While still made by hand, this type of textile is made using a special tufting gun that pushes each fiber of the rug’s design through a pre-printed background. Many tufteds are of the same quality as their hand-knotted counterparts, but quicker production time makes them more affordable. Tufted pieces can also withstand heavy foot traffic and typically last up to 20 years of heavy use.
Similar to velvet, velour is a type of fabric that has a soft nap with a thick texture. But unlike velvet, velour has a highly stretchy texture that makes it great for upholstery and clothing. When it comes to floor coverings, velour can lend a sumptuous and sophisticated look. Contemporary patterns lend an indulgent feel that begs to be touched and adds a sense of warmth to any décor. Velour is usually made from cotton but can be sometimes be made from polyester depending on how the eventual product will be used.
The vertical or lengthwise threads that make up a woven floor covering. Before the weaving process has started, the warp threads are attached to the loom. The horizontal threads, known as the weft, are then passed back and forth across the warp to create the woven structure of the textile. Oddly enough, the word “warp” itself comes from an Old English expression meaning “that which is thrown across”.
When shopping for a floor covering, the noun form of word weave will refer to the type of technique used during the construction process. Hand tufted, hand hooked, and flat weave are just a few of the types you may come across and each of them refer both to the creation process and the eventual product. In its verb form, “weave” will refer to the process of making a floor covering.
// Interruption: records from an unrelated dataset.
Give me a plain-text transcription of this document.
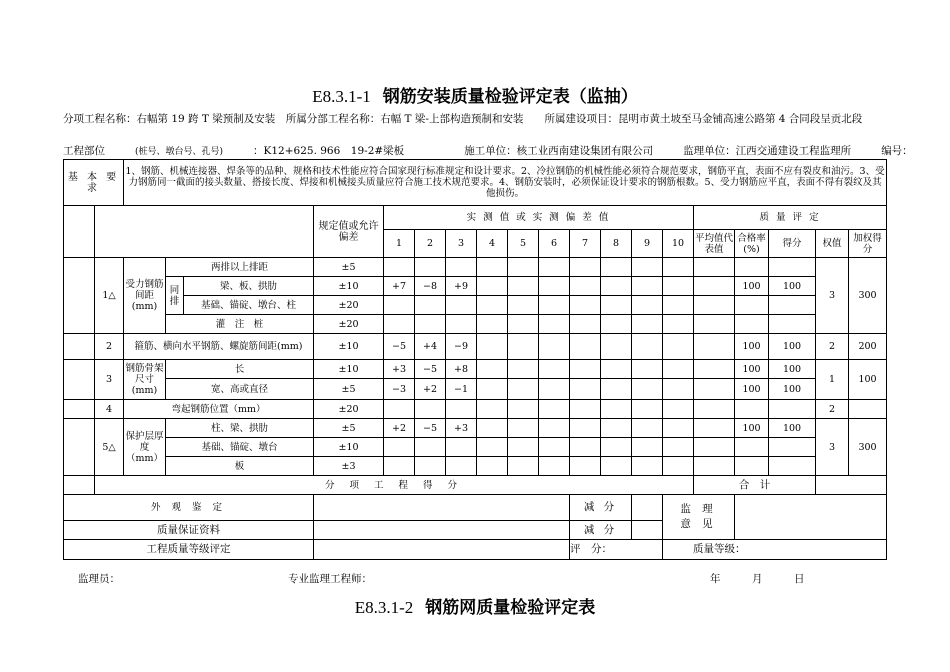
E8.3.1-1 钢筋安装质量检验评定表（监抽）
分项工程名称：右幅第 19 跨 T 梁预制及安装　所属分部工程名称：右幅 T 梁-上部构造预制和安装　　所属建设项目：昆明市黄土坡至马金铺高速公路第 4 合同段呈贡北段
工程部位	(桩号、墩台号、孔号)	：K12+625. 966　19-2#梁板	施工单位：核工业西南建设集团有限公司	监理单位：江西交通建设工程监理所	编号：
基 本 要 求		1、钢筋、机械连接器、焊条等的品种、规格和技术性能应符合国家现行标准规定和设计要求。2、冷拉钢筋的机械性能必须符合规范要求，钢筋平直，表面不应有裂皮和油污。3、受力钢筋同一截面的接头数量、搭接长度、焊接和机械接头质量应符合施工技术规范要求。4、钢筋安装时，必须保证设计要求的钢筋根数。5、受力钢筋应平直，表面不得有裂纹及其他损伤。																		
					规定值或允许偏差	实 测 值 或 实 测 偏 差 值										质 量 评 定				
						1	2	3	4	5	6	7	8	9	10	平均值代表值	合格率(%)	得分	权值	加权得分
	1△	受力钢筋间距(mm)	两排以上排距		±5														3	300
			同排	梁、板、拱肋	±10	+7	−8	+9									100	100		
				基础、锚碇、墩台、柱	±20															
			灌　注　桩		±20															
	2	箍筋、横向水平钢筋、螺旋筋间距(mm)			±10	−5	+4	−9									100	100	2	200
	3	钢筋骨架尺寸(mm)	长		±10	+3	−5	+8									100	100	1	100
			宽、高或直径		±5	−3	+2	−1									100	100		
	4	弯起钢筋位置（mm）			±20														2	
	5△	保护层厚度（mm）	柱、梁、拱肋		±5	+2	−5	+3									100	100	3	300
			基础、锚碇、墩台		±10															
			板		±3															
	分 项 工 程 得 分															合　计				
外 观 鉴 定												减 分			监 理 意 见					
质量保证资料												减 分								
工程质量等级评定												评　分：			质量等级：					
监理员：	专业监理工程师：	年　　　月　　　日
E8.3.1-2 钢筋网质量检验评定表
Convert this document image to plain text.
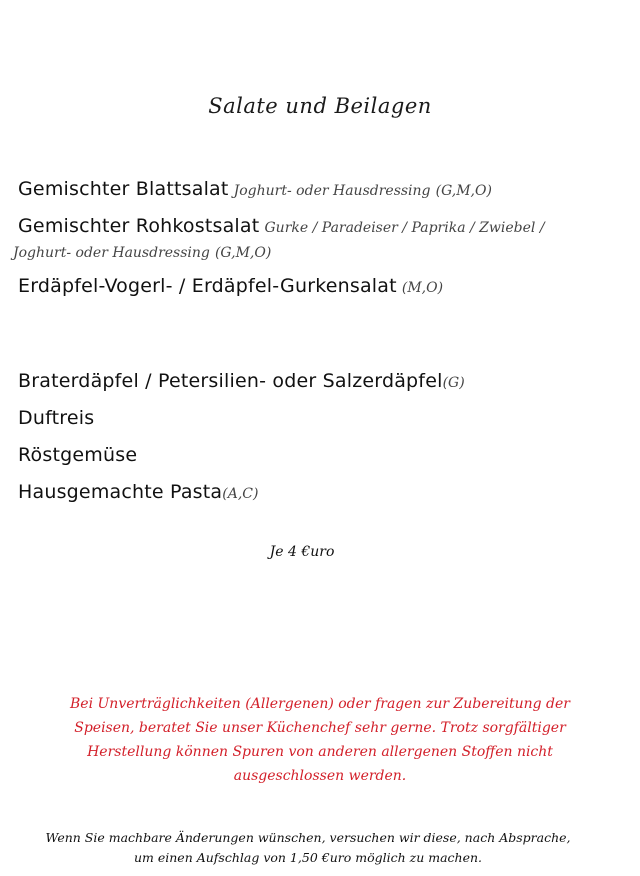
Salate und Beilagen
Gemischter Blattsalat Joghurt- oder Hausdressing (G,M,O)
Gemischter Rohkostsalat Gurke / Paradeiser / Paprika / Zwiebel /
Joghurt- oder Hausdressing (G,M,O)
Erdäpfel-Vogerl- / Erdäpfel-Gurkensalat (M,O)
Braterdäpfel / Petersilien- oder Salzerdäpfel(G)
Duftreis
Röstgemüse
Hausgemachte Pasta(A,C)
Je 4 €uro
Bei Unverträglichkeiten (Allergenen) oder fragen zur Zubereitung der
Speisen, beratet Sie unser Küchenchef sehr gerne. Trotz sorgfältiger
Herstellung können Spuren von anderen allergenen Stoffen nicht
ausgeschlossen werden.
Wenn Sie machbare Änderungen wünschen, versuchen wir diese, nach Absprache,
um einen Aufschlag von 1,50 €uro möglich zu machen.
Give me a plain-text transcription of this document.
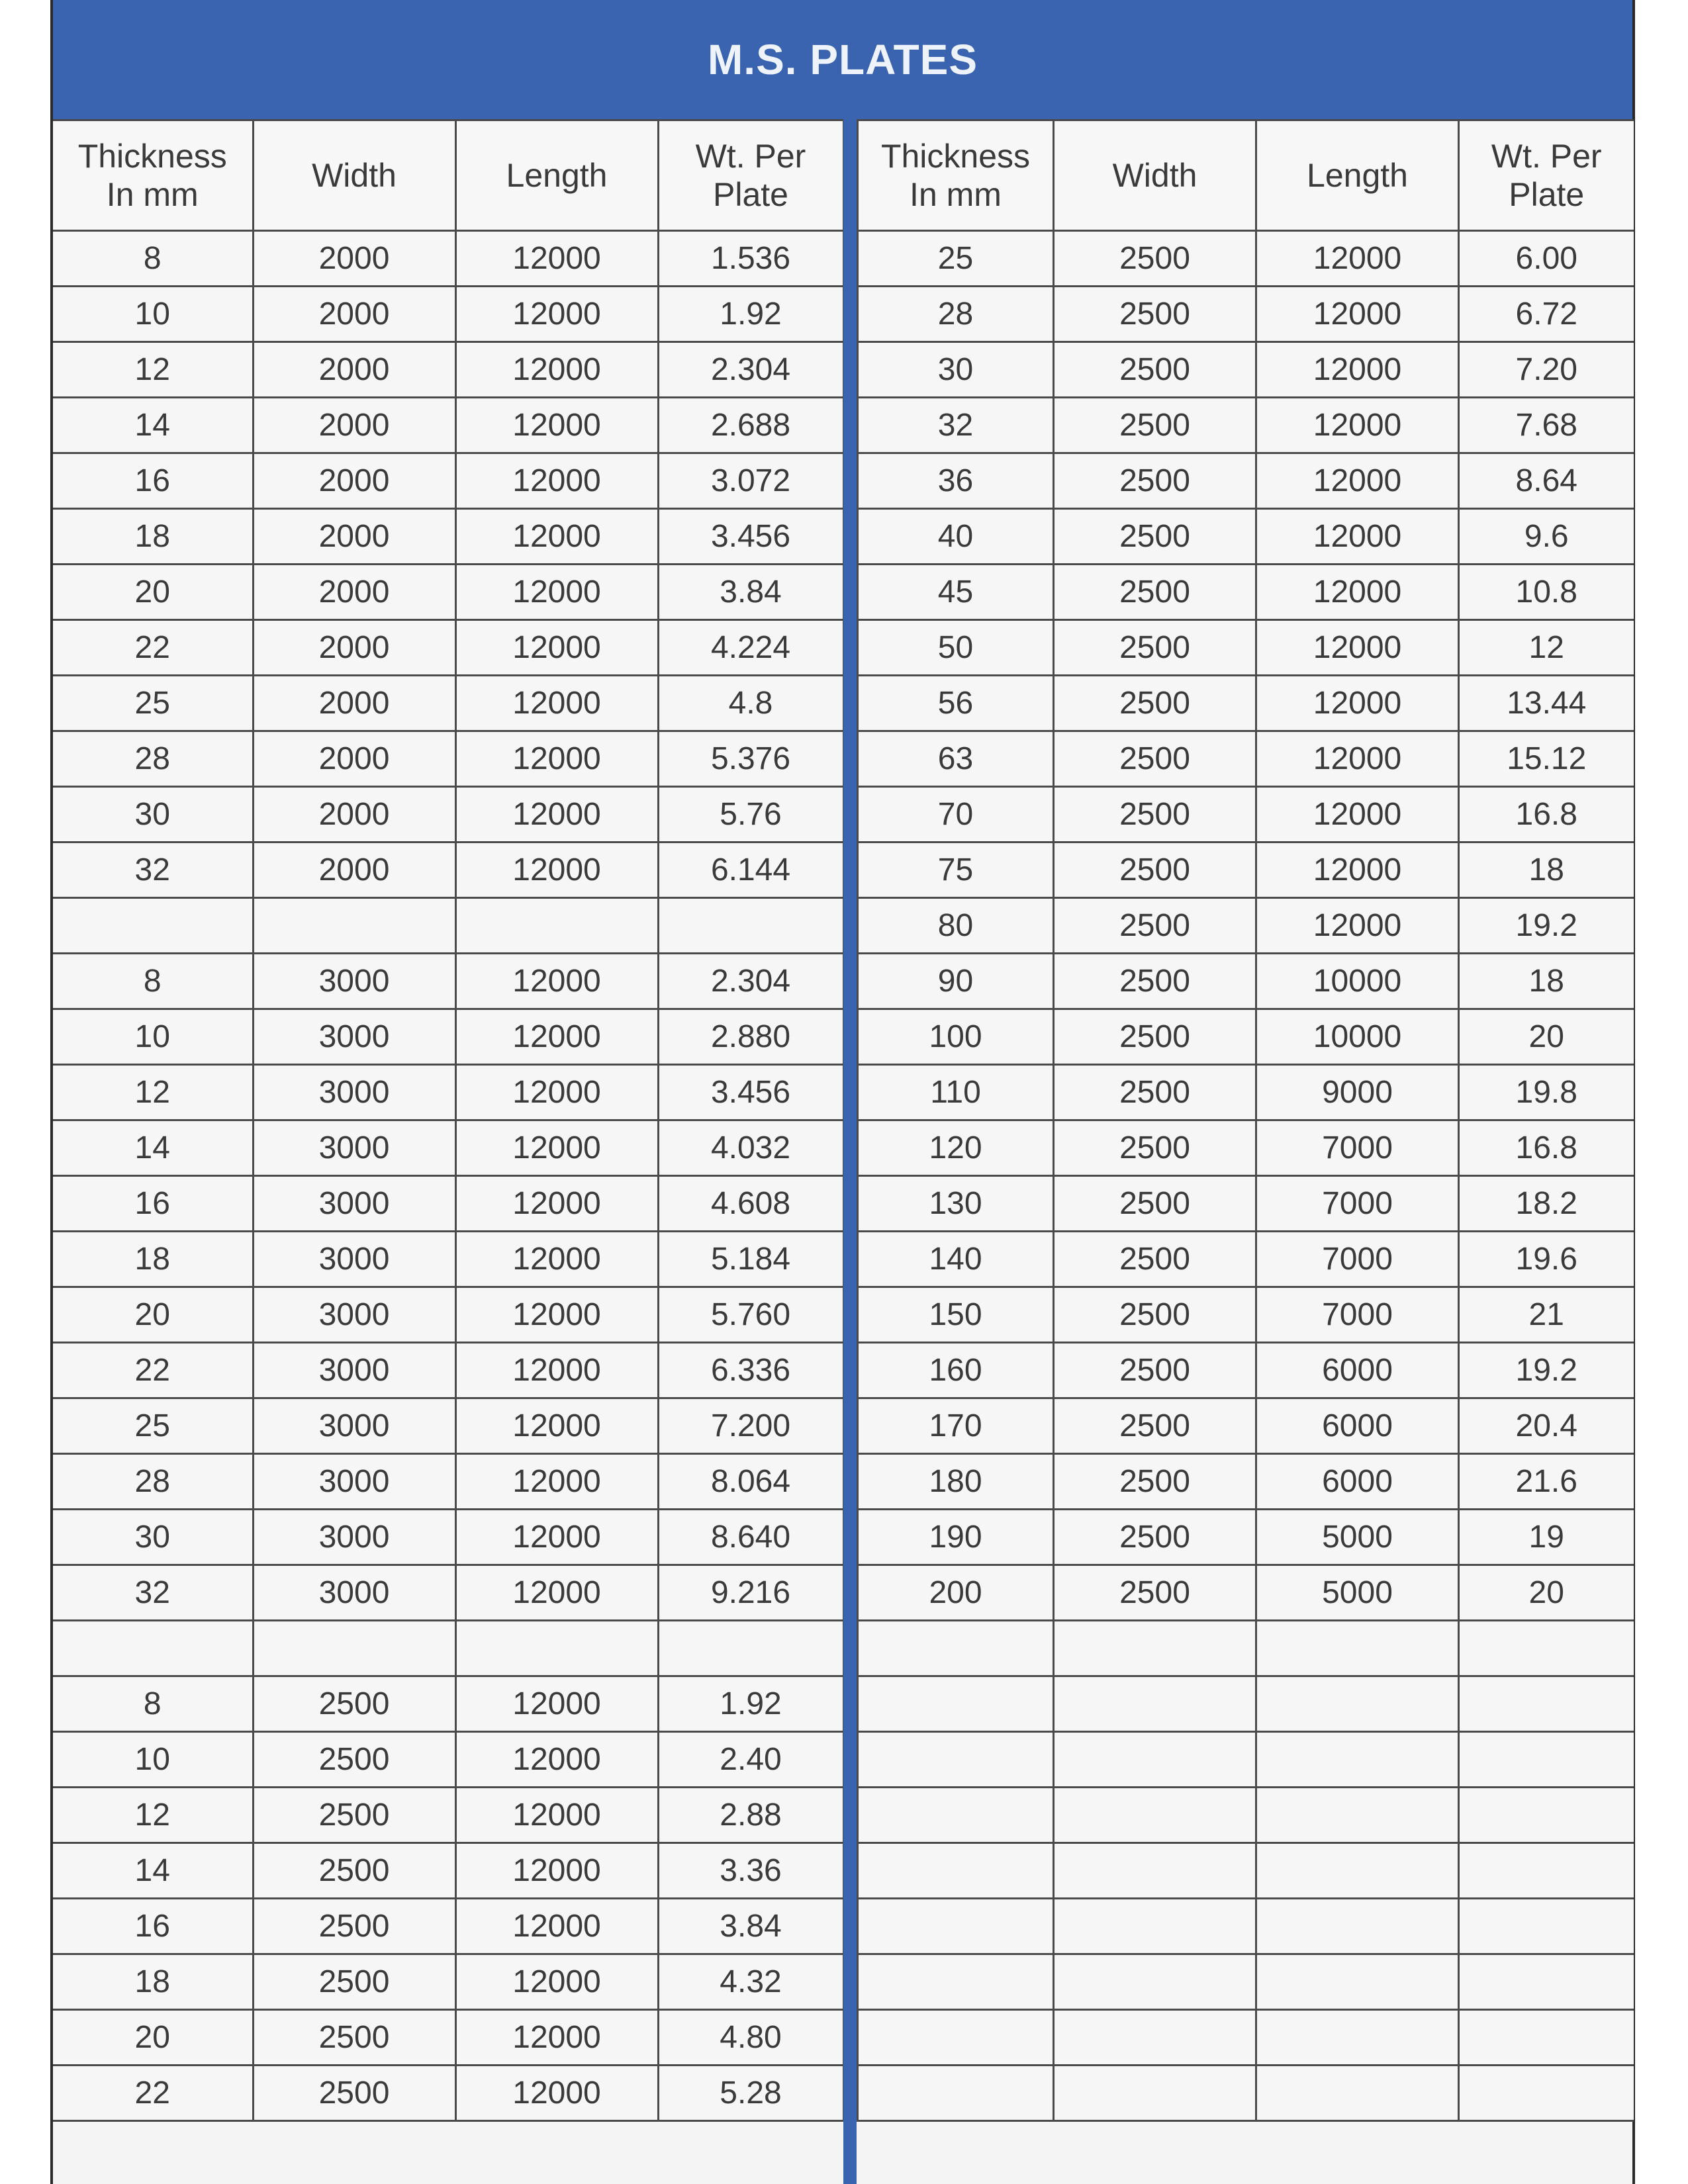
M.S. PLATES
Thickness
In mm	Width	Length	Wt. Per
Plate

8	2000	12000	1.536
10	2000	12000	1.92
12	2000	12000	2.304
14	2000	12000	2.688
16	2000	12000	3.072
18	2000	12000	3.456
20	2000	12000	3.84
22	2000	12000	4.224
25	2000	12000	4.8
28	2000	12000	5.376
30	2000	12000	5.76
32	2000	12000	6.144

8	3000	12000	2.304
10	3000	12000	2.880
12	3000	12000	3.456
14	3000	12000	4.032
16	3000	12000	4.608
18	3000	12000	5.184
20	3000	12000	5.760
22	3000	12000	6.336
25	3000	12000	7.200
28	3000	12000	8.064
30	3000	12000	8.640
32	3000	12000	9.216

8	2500	12000	1.92
10	2500	12000	2.40
12	2500	12000	2.88
14	2500	12000	3.36
16	2500	12000	3.84
18	2500	12000	4.32
20	2500	12000	4.80
22	2500	12000	5.28
Thickness
In mm	Width	Length	Wt. Per
Plate

25	2500	12000	6.00
28	2500	12000	6.72
30	2500	12000	7.20
32	2500	12000	7.68
36	2500	12000	8.64
40	2500	12000	9.6
45	2500	12000	10.8
50	2500	12000	12
56	2500	12000	13.44
63	2500	12000	15.12
70	2500	12000	16.8
75	2500	12000	18
80	2500	12000	19.2
90	2500	10000	18
100	2500	10000	20
110	2500	9000	19.8
120	2500	7000	16.8
130	2500	7000	18.2
140	2500	7000	19.6
150	2500	7000	21
160	2500	6000	19.2
170	2500	6000	20.4
180	2500	6000	21.6
190	2500	5000	19
200	2500	5000	20
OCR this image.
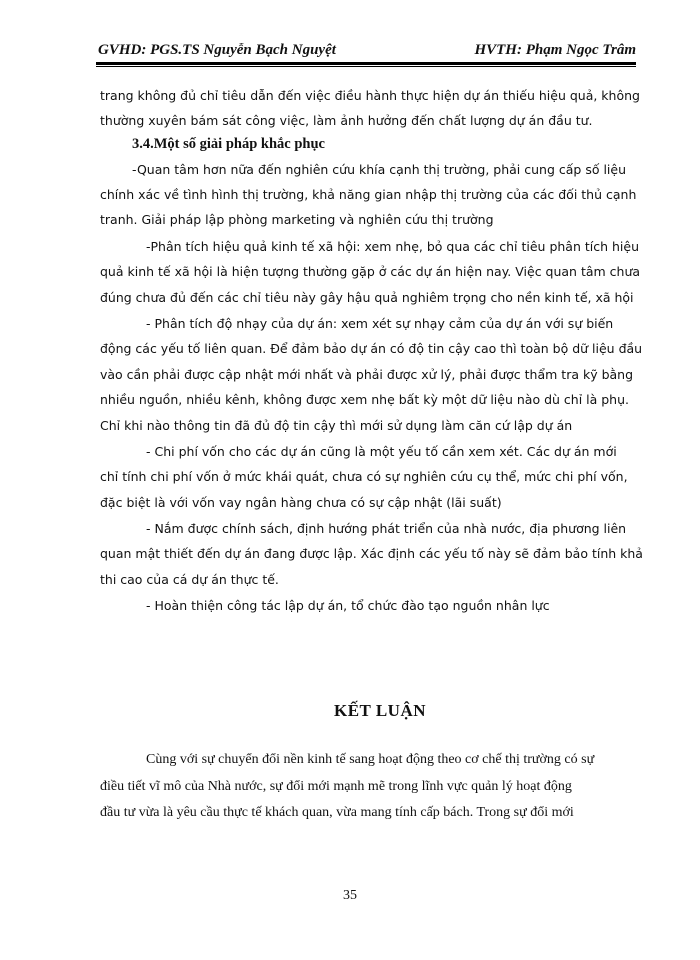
GVHD: PGS.TS Nguyễn Bạch Nguyệt	HVTH: Phạm Ngọc Trâm
trang không đủ chỉ tiêu dẫn đến việc điều hành thực hiện dự án thiếu hiệu quả, không
thường xuyên bám sát công việc, làm ảnh hưởng đến chất lượng dự án đầu tư.
3.4.Một số giải pháp khắc phục
-Quan tâm hơn nữa đến nghiên cứu khía cạnh thị trường, phải cung cấp số liệu
chính xác về tình hình thị trường, khả năng gian nhập thị trường của các đối thủ cạnh
tranh. Giải pháp lập phòng marketing và nghiên cứu thị trường
-Phân tích hiệu quả kinh tế xã hội: xem nhẹ, bỏ qua các chỉ tiêu phân tích hiệu
quả kinh tế xã hội là hiện tượng thường gặp ở các dự án hiện nay. Việc quan tâm chưa
đúng chưa đủ đến các chỉ tiêu này gây hậu quả nghiêm trọng cho nền kinh tế, xã hội
- Phân tích độ nhạy của dự án: xem xét sự nhạy cảm của dự án với sự biến
động các yếu tố liên quan. Để đảm bảo dự án có độ tin cậy cao thì toàn bộ dữ liệu đầu
vào cần phải được cập nhật mới nhất và phải được xử lý, phải được thẩm tra kỹ bằng
nhiều nguồn, nhiều kênh, không được xem nhẹ bất kỳ một dữ liệu nào dù chỉ là phụ.
Chỉ khi nào thông tin đã đủ độ tin cậy thì mới sử dụng làm căn cứ lập dự án
- Chi phí vốn cho các dự án cũng là một yếu tố cần xem xét. Các dự án mới
chỉ tính chi phí vốn ở mức khái quát, chưa có sự nghiên cứu cụ thể, mức chi phí vốn,
đặc biệt là với vốn vay ngân hàng chưa có sự cập nhật (lãi suất)
- Nắm được chính sách, định hướng phát triển của nhà nước, địa phương liên
quan mật thiết đến dự án đang được lập. Xác định các yếu tố này sẽ đảm bảo tính khả
thi cao của cá dự án thực tế.
- Hoàn thiện công tác lập dự án, tổ chức đào tạo nguồn nhân lực
KẾT LUẬN
Cùng với sự chuyển đổi nền kinh tế sang hoạt động theo cơ chế thị trường có sự
điều tiết vĩ mô của Nhà nước, sự đổi mới mạnh mẽ trong lĩnh vực quản lý hoạt động
đầu tư vừa là yêu cầu thực tế khách quan, vừa mang tính cấp bách. Trong sự đổi mới
35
Thread that makes up the horizontal structure of a woven floor covering is known as the weft. During the weaving process, the weft fibers are passed across the vertical threads, which are known as the warp threads. In many types of handmade rugs, the weft will be passed through the warp using a tool known as a shuttle whereas machine made rugs will employ a mechanized “flying shuttle” to speed up the process. If you’re having trouble visualizing how weft works, think of what it’s called in some parts of North America: “filling yarn”.
Just like the wool you’d find in a sweater or blanket, many rugs are made from varying types of sheep’s wool. Though they range in quality, wool is among the most popular and long-lasting types of materials textiles can be made from. You will find a wide variety of styles and colors available in wool.
Considered to be the finest type of sheep’s wool available, worsted wool refers to the longest, finest strands of wool. During the “worsting” process, the longest and finest strands in the bulk wool are separated from the shorter, courser strands by combing.